Der Zusammenhang erscheint logisch: die reicheren Bevölkerungsschichten hatten es schlicht nicht nötig, Essen zu verwerten. Für die Armen der Gesellschaft war es aus rein ökonomischen Gründen auch wichtiger, essen zu konservieren – auch aus dieser Praxis ergaben sich Gerichte, die heutzutage als völlig selbstverständlich oder gar als Delikatesse gesehen werden. Um einen erschwinglichen Preis erzielen zu können, spielte früher, in Zeiten in denen Kühlschränke oder gar Kühltransporte rar gesät waren, auch die geographische Lage der Zutaten eine große Rolle: Während für die Menschen in Küstenregionen Austern ein Arme-Leute-Essen darstellten, wurden die Muscheln im Landesinneren schon als Delikatesse gefeiert.
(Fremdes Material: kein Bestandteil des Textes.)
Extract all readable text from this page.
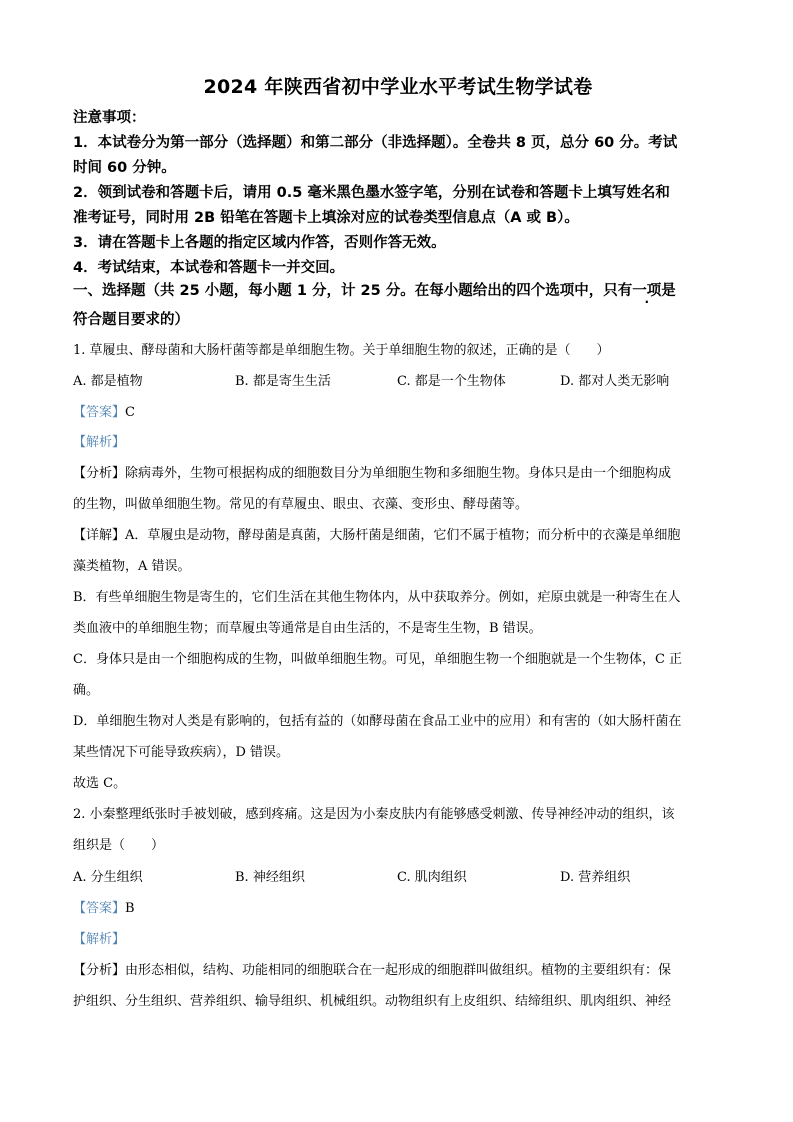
2024 年陕西省初中学业水平考试生物学试卷
注意事项：
1．本试卷分为第一部分（选择题）和第二部分（非选择题）。全卷共 8 页，总分 60 分。考试
时间 60 分钟。
2．领到试卷和答题卡后，请用 0.5 毫米黑色墨水签字笔，分别在试卷和答题卡上填写姓名和
准考证号，同时用 2B 铅笔在答题卡上填涂对应的试卷类型信息点（A 或 B）。
3．请在答题卡上各题的指定区域内作答，否则作答无效。
4．考试结束，本试卷和答题卡一并交回。
一、选择题（共 25 小题，每小题 1 分，计 25 分。在每小题给出的四个选项中，只有一项是
符合题目要求的）
1. 草履虫、酵母菌和大肠杆菌等都是单细胞生物。关于单细胞生物的叙述，正确的是（　　）
A. 都是植物	B. 都是寄生生活	C. 都是一个生物体	D. 都对人类无影响
【答案】C
【解析】
【分析】除病毒外，生物可根据构成的细胞数目分为单细胞生物和多细胞生物。身体只是由一个细胞构成
的生物，叫做单细胞生物。常见的有草履虫、眼虫、衣藻、变形虫、酵母菌等。
【详解】A．草履虫是动物，酵母菌是真菌，大肠杆菌是细菌，它们不属于植物；而分析中的衣藻是单细胞
藻类植物，A 错误。
B．有些单细胞生物是寄生的，它们生活在其他生物体内，从中获取养分。例如，疟原虫就是一种寄生在人
类血液中的单细胞生物；而草履虫等通常是自由生活的，不是寄生生物，B 错误。
C．身体只是由一个细胞构成的生物，叫做单细胞生物。可见，单细胞生物一个细胞就是一个生物体，C 正
确。
D．单细胞生物对人类是有影响的，包括有益的（如酵母菌在食品工业中的应用）和有害的（如大肠杆菌在
某些情况下可能导致疾病），D 错误。
故选 C。
2. 小秦整理纸张时手被划破，感到疼痛。这是因为小秦皮肤内有能够感受刺激、传导神经冲动的组织，该
组织是（　　）
A. 分生组织	B. 神经组织	C. 肌肉组织	D. 营养组织
【答案】B
【解析】
【分析】由形态相似，结构、功能相同的细胞联合在一起形成的细胞群叫做组织。植物的主要组织有：保
护组织、分生组织、营养组织、输导组织、机械组织。动物组织有上皮组织、结缔组织、肌肉组织、神经
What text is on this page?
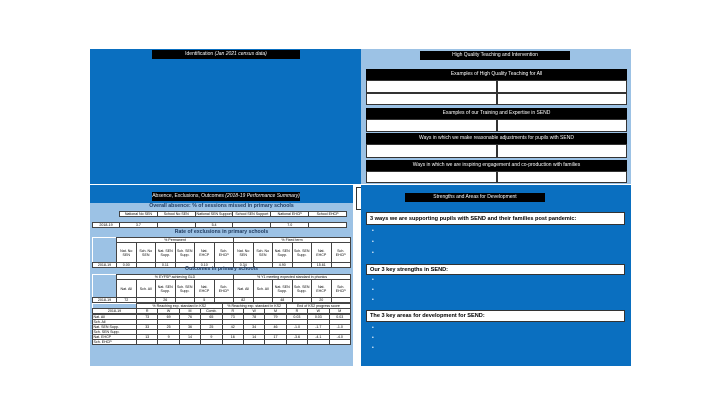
Identification (Jan 2021 census data)	High Quality Teaching and Intervention
Examples of High Quality Teaching for All
Examples of our Training and Expertise in SEND
Ways in which we make reasonable adjustments for pupils with SEND
Ways in which we are inspiring engagement and co-production with families
Absence, Exclusions, Outcomes (2018-19 Performance Summary)
Overall absence: % of sessions missed in primary schools
National No SEN	School No SEN	National SEN Support	School SEN Support	National EHCP	School EHCP
2018-19	3.7		5.4		7.0	
Rate of exclusions in primary schools
	% Permanent						% Fixed term					
	Nat. No SEN	Sch. No SEN	Nat. SEN Supp.	Sch. SEN Supp.	Nat. EHCP	Sch. EHCP	Nat. No SEN	Sch. No SEN	Nat. SEN Supp.	Sch. SEN Supp.	Nat. EHCP	Sch. EHCP
2018-19	0.00		0.11		0.10		0.34		4.90		15.61	
Outcomes in primary schools
	% EYFSP achieving GLD						% Y1 meeting expected standard in phonics					
	Nat. All	Sch. All	Nat. SEN Supp.	Sch. SEN Supp.	Nat. EHCP	Sch. EHCP	Nat. All	Sch. All	Nat. SEN Supp.	Sch. SEN Supp.	Nat. EHCP	Sch. EHCP
2018-19	72		26		5		82		48		20	
	% Reaching exp. standard in KS2				% Reaching exp. standard in KS2			End of KS2 progress score		
2018-19	R	W	M	Comb.	R	W	M	R	W	M
Nat. All	73	69	76	65	73	78	79	0.03	0.03	0.03
Sch. All										
Nat. SEN Supp.	33	25	36	25	42	34	46	-1.0	-1.7	-1.0
Sch. SEN Supp.										
Nat. EHCP	13	9	14	9	16	14	17	-3.6	-4.1	-4.0
Sch. EHCP										
Strengths and Areas for Development
3 ways we are supporting pupils with SEND and their families post pandemic:
•
•
•
Our 3 key strengths in SEND:
•
•
•
The 3 key areas for development for SEND:
•
•
•
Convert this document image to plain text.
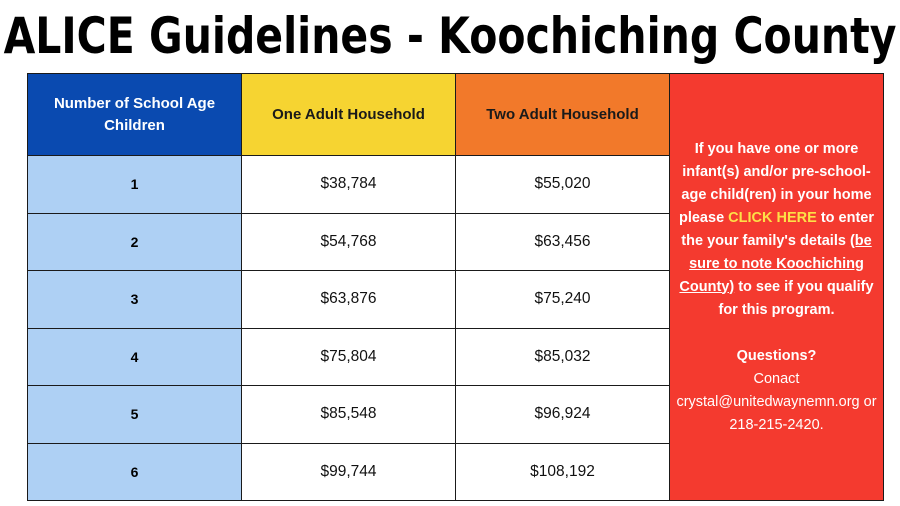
ALICE Guidelines - Koochiching County
Number of School Age Children	One Adult Household	Two Adult Household	If you have one or more infant(s) and/or pre-school-age child(ren) in your home please CLICK HERE to enter the your family's details (be sure to note Koochiching County) to see if you qualify for this program.

Questions?
Conact crystal@unitedwaynemn.org or 218-215-2420.
1	$38,784	$55,020	
2	$54,768	$63,456	
3	$63,876	$75,240	
4	$75,804	$85,032	
5	$85,548	$96,924	
6	$99,744	$108,192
Gleiches galt übrigens für schwarzen Kaviar, der von Fischern an der Wolga und am Kaspischen Meer gegessen wurde. Die Zeit der Austern als Arme-Leute-Essen endete übrigens mit der industriellen Revolution: Verschmutzte Gewässer verdarben die Muscheln, Austern in guter Qualität waren nun auch für die Fischer schwer zugänglich und dementsprechend teuer. Auch Hummer galt bis ins 19. Jahrhundert als Arme-Leute-Essen – in manchen amerikanischen Kolonien soll es sogar verboten gewesen sein, Gefängnisinsassen mehr als drei Mal pro Woche Hummer zu servieren. Auch heutzutage orientiert sich Arme-Leute-Essen an dem, was möglichst günstig und immer verfügbar ist.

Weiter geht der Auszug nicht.